A book called Yesterday’s sun by Amanda Brooke turned up in my house for some reason. Having read the first 24 pages, filled with such eruptions of literary onanism as…

“…the tell-tale white buds of of spring sparkled against the night…”

I decided the book was an unreadable, cliche-ridden depiction of dreary people, about whom I felt nothing. The descriptions are flawed:

“…Her bed was a writhing mass of bed-linen..”

…”Writhing”? Is somebody still in it, or are there a lot of bed bugs? The story is melodramatic nonsense: she’s been whisked into the future for some reason and seen herself dead, something she described as

…the tentacles of her living nightmare…

It’s as if she’s thrown a dart into a thesaurus for descriptions.

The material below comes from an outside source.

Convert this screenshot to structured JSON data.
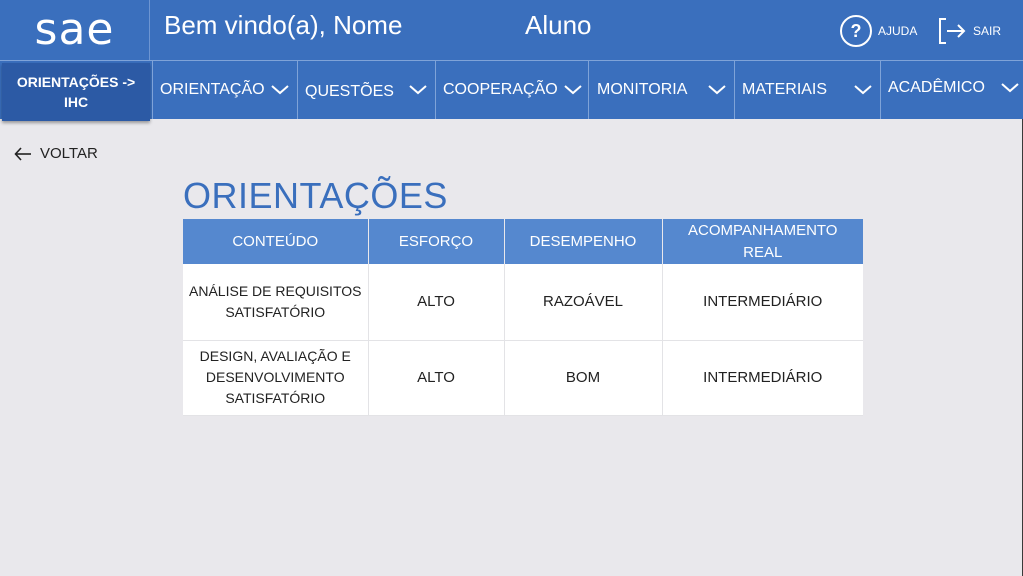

Similes are sprayed onto the page with the care and attention of a man urinating after ten pints. Above all the dialogue is, frankly, unbelievable…

“…I hope you can see me; I hope you can hear me, sweetheart because I don’t think I can go on if you’d completely left me.” Tom’s voice was a crackled whisper, and he closed his eyes tightly, suppressing the tears that had sprung to his eyes.

and later

…”Good morning, my light, my life” Tom chirped. “Good morning, my compass my anchor”, replied Holly.

I’ve left skid marks on the U-bend with more literary merit than this story about the human equivalents of magnolia paint. The good news is I don’t have to read it, nor do I have to measure what I say about it. I have read 24 pages so YOU don’t have to. Nevertheless for all its faults, the book it raises some profound questions about the human condition: THIS gets published? Why? For whom?

3 replies
  1. NickM
    NickM says:

    Funny thing is I recently found a book in the house withno idea where it came from. It was a sort of kiddy verson of Don Quixote in Spanish – a language neither me now my wife read!